Opinion
1954
October 23, 2003.
Order, Supreme Court, New York County (Richard Lowe, III, J.), entered April 18, 2003, which, upon the grant of reargument, adhered to the order of the same court and Justice, entered August 5, 2002, which, inter alia, granted plaintiff's motion for summary judgment in part, declaring the early termination fee of $600,000 sought by appellant pursuant to the subject revolving loan agreement to be an unenforceable penalty and that appellant is not entitled under the loan agreement to retain a cash collateral reserve, unanimously affirmed, with costs. Appeal from the August 5, 2002 order, unanimously dismissed, without costs, as superseded by the appeal from the subsequent order.
David B. Eizenman, for plaintiff-respondent.
Richard G. Haddad, for defendant-appellant.
Before: Buckley, P.J., Nardelli, Sullivan, Williams, Lerner, JJ.

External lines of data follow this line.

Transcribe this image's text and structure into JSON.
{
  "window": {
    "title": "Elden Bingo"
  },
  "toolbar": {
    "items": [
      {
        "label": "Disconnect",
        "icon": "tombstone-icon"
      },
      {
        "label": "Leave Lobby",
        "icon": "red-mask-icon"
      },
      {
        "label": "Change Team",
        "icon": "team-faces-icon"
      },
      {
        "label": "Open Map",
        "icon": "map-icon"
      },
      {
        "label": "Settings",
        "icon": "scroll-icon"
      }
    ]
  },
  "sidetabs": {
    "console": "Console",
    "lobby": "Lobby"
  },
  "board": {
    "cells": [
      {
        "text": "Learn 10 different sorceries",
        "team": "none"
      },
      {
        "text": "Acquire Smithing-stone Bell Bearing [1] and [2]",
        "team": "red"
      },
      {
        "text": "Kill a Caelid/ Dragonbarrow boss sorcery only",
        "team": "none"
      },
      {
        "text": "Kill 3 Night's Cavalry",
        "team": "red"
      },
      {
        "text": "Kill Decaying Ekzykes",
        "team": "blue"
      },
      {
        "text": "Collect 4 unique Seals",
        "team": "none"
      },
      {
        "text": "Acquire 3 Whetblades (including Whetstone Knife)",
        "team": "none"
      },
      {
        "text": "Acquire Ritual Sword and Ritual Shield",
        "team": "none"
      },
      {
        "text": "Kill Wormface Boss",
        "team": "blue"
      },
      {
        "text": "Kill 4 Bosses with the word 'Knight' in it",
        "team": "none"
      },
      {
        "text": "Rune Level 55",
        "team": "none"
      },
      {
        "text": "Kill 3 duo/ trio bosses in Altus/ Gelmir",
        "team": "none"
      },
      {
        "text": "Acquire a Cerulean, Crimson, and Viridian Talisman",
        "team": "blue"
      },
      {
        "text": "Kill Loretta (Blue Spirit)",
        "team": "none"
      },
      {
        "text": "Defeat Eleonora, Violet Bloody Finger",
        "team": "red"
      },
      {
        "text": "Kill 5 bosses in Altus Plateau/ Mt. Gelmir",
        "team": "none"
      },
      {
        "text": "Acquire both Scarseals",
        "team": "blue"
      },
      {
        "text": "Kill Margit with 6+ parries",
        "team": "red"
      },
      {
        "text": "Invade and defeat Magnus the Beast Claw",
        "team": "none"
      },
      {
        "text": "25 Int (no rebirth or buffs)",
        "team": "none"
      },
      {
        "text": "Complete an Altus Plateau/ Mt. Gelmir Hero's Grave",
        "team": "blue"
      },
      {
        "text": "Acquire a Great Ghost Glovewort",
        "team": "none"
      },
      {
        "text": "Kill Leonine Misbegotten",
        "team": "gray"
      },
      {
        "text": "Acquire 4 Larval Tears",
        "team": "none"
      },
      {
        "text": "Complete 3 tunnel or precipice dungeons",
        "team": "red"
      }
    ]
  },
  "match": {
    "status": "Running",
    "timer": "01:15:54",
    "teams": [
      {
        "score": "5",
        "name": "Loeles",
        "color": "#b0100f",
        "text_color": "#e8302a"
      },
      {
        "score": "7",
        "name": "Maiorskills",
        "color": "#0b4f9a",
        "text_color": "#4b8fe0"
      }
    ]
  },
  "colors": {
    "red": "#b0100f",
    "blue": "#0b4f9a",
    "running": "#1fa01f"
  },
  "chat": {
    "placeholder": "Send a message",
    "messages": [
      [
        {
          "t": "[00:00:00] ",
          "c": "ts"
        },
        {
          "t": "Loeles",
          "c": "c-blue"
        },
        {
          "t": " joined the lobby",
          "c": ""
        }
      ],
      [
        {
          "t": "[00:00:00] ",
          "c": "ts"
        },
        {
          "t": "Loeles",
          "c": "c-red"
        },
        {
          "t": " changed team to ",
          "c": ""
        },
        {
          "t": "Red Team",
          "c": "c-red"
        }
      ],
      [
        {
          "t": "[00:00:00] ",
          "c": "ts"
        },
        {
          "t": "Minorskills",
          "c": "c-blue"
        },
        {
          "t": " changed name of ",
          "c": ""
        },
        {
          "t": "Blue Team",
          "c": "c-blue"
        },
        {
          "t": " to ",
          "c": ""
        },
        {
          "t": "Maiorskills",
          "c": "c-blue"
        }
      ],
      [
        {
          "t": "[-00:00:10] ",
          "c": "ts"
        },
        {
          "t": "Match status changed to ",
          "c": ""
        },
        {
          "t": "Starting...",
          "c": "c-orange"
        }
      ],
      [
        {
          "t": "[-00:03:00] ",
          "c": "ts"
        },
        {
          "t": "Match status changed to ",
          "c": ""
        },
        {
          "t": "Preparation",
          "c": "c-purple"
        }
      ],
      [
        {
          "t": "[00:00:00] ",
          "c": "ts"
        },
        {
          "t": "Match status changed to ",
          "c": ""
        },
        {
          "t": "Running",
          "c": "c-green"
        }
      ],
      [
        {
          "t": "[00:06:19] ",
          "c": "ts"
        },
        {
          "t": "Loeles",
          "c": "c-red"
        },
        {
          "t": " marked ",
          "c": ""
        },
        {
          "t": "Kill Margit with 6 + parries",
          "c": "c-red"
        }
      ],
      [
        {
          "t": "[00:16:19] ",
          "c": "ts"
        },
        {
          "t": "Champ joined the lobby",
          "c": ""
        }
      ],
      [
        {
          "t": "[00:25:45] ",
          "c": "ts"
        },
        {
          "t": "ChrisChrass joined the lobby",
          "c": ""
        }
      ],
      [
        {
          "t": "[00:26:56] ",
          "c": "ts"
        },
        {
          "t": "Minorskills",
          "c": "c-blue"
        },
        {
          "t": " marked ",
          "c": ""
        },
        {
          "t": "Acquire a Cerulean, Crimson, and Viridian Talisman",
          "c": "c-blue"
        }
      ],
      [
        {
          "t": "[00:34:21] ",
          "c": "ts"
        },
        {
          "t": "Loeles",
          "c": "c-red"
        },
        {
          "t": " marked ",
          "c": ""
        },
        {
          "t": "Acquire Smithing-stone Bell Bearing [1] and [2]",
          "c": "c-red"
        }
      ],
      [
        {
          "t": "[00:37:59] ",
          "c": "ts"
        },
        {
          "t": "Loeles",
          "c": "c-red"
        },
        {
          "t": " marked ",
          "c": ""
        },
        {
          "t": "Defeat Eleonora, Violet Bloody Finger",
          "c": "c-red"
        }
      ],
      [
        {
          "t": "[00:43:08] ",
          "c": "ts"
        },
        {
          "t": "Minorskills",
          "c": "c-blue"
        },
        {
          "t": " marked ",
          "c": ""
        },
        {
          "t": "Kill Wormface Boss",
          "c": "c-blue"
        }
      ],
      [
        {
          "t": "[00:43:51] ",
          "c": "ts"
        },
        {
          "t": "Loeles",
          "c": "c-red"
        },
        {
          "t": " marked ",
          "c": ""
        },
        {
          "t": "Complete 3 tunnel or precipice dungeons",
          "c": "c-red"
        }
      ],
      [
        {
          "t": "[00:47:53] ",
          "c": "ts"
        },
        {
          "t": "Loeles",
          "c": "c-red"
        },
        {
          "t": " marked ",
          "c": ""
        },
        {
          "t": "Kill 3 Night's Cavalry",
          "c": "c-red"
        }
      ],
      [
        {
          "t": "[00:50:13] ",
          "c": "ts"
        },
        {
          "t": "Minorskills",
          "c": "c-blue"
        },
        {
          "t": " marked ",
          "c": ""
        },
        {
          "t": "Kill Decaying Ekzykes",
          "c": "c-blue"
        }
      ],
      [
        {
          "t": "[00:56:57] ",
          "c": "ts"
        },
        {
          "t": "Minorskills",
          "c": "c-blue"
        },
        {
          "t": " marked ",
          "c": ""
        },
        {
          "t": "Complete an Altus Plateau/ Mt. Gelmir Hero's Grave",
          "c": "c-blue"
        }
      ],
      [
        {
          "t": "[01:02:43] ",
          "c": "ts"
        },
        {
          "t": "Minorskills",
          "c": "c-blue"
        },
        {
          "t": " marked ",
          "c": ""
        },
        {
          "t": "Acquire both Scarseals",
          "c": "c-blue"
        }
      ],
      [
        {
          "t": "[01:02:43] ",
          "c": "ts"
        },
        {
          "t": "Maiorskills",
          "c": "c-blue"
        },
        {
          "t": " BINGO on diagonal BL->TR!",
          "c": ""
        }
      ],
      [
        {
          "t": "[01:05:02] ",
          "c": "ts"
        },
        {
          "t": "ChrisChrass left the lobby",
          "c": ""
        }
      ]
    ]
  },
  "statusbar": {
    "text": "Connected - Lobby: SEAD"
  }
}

Since the liquidated damages clauses upon which appellant lender relies purport to entitle it to sums disproportionate to its potential damages, and the amount of actual principal and interest owed by the borrower under the agreement is precisely ascertainable, the motion court properly found the liquidated damages clauses unenforceable as exacting a penalty (see Truck Rent-A-Center, Inc. v. Puritan Farms 2nd, Inc., 41 N.Y.2d 420, 423 — 424; Vernitron Corp. v. CF 48 Assocs., 104 A.D.2d 409). In view of the circumstance that plaintiff was not obligated under the revolving loan agreement to borrow any sums, much less to do so at any particular time, it is entirely speculative whether early termination of the loan functioned to deprive appellant of interest income. Finally, given the language of the loan agreement and plaintiff's repayment of the loan, the motion court properly found that appellant was not entitled to retain plaintiff's cash reserve.
We have reviewed appellant's remaining arguments and find them unavailing.
THIS CONSTITUTES THE DECISION AND ORDER OF THE SUPREME COURT, APPELLATE DIVISION, FIRST DEPARTMENT.